A: ANYTHING COMING UP TO PROMOTE?

J: I’ve had some pieces in the 2022 ICA Baltimore flat files, which people can check out online.  I’m glad to have gotten a chance to be part of it in its final year. Brian and I always daydream about putting together a space of some sort to show other artists’ work, maybe this will be the year we actually do it!

Jessi Binder, Gems, 2022, vinyl on paper, 18 x 24″

B: I’ve got some work available to ‘rent-to-own’ in this interesting program called Kinetic by Hamiltonian Artists in DC.They’re trying to make living with and collecting contemporary art more accessible. I’m also working on a show coming up in the new year hopefully here in DC.

A: ANY ARTISTS TO RECOMMEND OR ANYTHING THAT IS INSPIRING TO YOU LATELY?

J: I’m always interested and inspired by architecture and interior design, when it’s good, bad, funky, even boring. I find my kids’ drawings pretty inspiring. The way even young kids compose and have their own recognizable styles is pretty mind blowing to me. Right now I’m super into Joanne Robertson’s work. She’s an artist and musician and I love the whole range of work she makes. I’d love to hear her perform someday. 

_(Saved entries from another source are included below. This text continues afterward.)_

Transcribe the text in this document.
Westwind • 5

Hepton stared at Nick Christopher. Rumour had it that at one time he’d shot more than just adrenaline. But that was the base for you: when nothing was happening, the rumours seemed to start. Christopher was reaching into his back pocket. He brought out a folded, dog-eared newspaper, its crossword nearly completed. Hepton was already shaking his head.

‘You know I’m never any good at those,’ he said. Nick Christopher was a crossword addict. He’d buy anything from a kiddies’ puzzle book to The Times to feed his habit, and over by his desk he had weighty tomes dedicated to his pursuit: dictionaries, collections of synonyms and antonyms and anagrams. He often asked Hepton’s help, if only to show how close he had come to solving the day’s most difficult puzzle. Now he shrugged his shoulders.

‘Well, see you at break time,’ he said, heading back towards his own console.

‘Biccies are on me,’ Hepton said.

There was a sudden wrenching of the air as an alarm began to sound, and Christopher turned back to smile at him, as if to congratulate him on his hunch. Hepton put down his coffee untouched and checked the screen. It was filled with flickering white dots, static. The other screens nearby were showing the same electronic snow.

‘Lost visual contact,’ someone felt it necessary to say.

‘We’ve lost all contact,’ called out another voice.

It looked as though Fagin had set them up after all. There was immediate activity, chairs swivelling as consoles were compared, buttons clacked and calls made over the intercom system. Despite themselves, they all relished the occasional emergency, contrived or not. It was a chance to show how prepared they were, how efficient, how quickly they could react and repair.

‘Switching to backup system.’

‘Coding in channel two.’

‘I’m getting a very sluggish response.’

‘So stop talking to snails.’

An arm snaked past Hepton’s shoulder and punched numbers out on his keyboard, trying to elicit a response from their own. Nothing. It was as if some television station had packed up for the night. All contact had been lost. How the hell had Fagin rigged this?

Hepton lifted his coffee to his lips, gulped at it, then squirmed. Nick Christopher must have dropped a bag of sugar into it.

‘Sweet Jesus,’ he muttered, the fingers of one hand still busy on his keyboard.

B: Some artists that have inspired me recently are Japeth Mennes, who recreates signs and objects from everyday life as geometric abstractions, and Christine Heindle, who’s patterned paintings seem filled with both order and mystery. I’ve also been looking at books of American quilts, On Weaving by Anni Albers and the recent Pattern and Decoration survey catalog. I also recommend George Saunders’ book ‘A Swim in a Pond in the Rain.’ There are so many parallels between his descriptions of the writing process and my experience of the painting process. Music is also a huge inspiration for me and is a constant in the studio. Recent albums on repeat are Ranking Dread’s “Lots of Loving” and “Keep in Mind I’m out of My Mind” by Terrence Dixon and Jordan GCZ.